X isn’t being threatened with litigation because they’re freedom fighters bringing literature to the huddled masses; they’re being threatened with litigation because they are a billion dollar business sustaining themselves by selling ads along with content that Brazil argues was misinformation and hate speech.

On the topic of freedom fighters bringing literature to the huddled masses: it may be moral in some extreme examples to defy the government, but there are means of doing that completely removed from the scope of microblogging on a corporate behemoth’s web platform. For example, there is an international organization who’s sole purpose is perusing human rights violations.

[–] [email protected] 2 points 3 months ago* (last edited 3 months ago)

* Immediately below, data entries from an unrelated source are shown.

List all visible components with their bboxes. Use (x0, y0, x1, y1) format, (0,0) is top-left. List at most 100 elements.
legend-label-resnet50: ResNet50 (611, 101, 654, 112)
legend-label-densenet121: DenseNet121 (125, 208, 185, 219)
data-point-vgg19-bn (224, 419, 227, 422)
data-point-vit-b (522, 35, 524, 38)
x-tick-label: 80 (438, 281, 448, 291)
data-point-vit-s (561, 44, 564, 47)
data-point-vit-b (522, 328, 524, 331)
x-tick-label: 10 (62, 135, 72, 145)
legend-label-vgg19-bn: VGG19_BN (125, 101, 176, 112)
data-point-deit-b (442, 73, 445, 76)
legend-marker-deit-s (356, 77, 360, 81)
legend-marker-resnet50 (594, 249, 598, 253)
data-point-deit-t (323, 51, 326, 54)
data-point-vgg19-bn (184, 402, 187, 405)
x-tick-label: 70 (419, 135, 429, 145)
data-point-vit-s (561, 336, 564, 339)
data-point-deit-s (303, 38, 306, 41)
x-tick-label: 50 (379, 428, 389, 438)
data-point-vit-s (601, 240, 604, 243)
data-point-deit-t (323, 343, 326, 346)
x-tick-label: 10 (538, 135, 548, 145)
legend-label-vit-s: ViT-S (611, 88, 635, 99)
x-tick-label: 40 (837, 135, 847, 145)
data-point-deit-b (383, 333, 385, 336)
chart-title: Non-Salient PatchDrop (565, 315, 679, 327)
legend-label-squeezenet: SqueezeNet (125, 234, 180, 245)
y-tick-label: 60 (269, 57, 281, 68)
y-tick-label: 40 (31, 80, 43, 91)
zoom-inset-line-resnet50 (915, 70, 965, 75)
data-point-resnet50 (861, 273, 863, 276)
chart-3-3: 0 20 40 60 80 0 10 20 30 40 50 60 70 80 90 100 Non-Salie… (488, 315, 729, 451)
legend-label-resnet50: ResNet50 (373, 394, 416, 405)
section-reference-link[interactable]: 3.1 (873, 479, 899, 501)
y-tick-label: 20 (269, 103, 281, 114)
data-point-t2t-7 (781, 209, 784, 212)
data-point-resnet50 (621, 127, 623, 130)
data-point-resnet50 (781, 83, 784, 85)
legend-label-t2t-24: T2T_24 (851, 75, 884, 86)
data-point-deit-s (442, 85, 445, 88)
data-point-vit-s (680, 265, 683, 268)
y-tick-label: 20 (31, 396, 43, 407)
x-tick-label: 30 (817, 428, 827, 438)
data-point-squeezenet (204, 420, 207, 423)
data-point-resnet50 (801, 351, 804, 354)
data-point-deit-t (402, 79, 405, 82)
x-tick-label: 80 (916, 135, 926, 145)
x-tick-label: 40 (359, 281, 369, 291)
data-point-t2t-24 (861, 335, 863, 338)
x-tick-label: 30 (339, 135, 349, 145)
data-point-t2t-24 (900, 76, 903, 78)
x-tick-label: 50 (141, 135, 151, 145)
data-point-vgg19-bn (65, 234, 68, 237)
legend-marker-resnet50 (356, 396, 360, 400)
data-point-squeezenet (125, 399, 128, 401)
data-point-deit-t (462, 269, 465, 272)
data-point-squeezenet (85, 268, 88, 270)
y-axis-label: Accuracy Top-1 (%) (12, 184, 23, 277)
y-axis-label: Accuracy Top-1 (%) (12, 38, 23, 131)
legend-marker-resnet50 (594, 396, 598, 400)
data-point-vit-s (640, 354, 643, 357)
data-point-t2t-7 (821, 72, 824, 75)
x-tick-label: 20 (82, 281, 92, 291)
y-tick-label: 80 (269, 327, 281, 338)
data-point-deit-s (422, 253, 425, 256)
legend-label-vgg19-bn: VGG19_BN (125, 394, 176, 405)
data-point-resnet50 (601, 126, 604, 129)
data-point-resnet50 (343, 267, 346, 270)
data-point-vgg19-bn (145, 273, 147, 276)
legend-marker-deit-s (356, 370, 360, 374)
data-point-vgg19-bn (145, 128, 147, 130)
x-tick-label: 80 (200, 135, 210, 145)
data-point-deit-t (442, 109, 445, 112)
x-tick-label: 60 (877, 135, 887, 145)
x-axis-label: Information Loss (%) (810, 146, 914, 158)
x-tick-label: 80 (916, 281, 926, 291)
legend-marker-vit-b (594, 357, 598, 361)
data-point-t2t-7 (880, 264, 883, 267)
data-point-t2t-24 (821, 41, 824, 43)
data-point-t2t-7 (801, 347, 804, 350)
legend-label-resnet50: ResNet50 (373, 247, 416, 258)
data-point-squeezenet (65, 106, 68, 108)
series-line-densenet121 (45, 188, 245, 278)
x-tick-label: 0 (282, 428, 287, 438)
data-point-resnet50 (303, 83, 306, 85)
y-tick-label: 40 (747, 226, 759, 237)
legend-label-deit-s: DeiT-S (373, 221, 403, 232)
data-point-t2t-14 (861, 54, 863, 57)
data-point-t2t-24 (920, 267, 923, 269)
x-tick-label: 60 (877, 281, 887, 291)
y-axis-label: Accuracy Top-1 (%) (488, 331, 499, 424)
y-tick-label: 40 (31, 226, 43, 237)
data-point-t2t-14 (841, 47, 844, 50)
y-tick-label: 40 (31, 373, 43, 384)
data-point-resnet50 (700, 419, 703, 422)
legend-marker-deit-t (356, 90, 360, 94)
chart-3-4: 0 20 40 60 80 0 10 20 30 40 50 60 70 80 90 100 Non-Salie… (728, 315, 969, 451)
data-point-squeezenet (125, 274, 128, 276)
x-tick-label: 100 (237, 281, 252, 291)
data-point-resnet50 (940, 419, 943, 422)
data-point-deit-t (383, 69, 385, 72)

it may be moral in some extreme examples

Are they extreme? Is bad censorship genuinely rare?

but there are means of doing that completely removed from the scope of microblogging on a corporate behemoth’s web platform. For example, there is an international organization who’s sole purpose is perusing human rights violations.

I think it's relevant that tech platforms, and software more generally, has a sort of reach and influence that international organizations do not, especially when it comes to the flow of information. What is the limit you're suggesting here on what may be done to oppose harmful censorship? That it be legitimized by some official consensus? That a "right to censor" exist and be enforced but be subject to some form of formalized regulation? That would exempt any tyranny of the most influential states.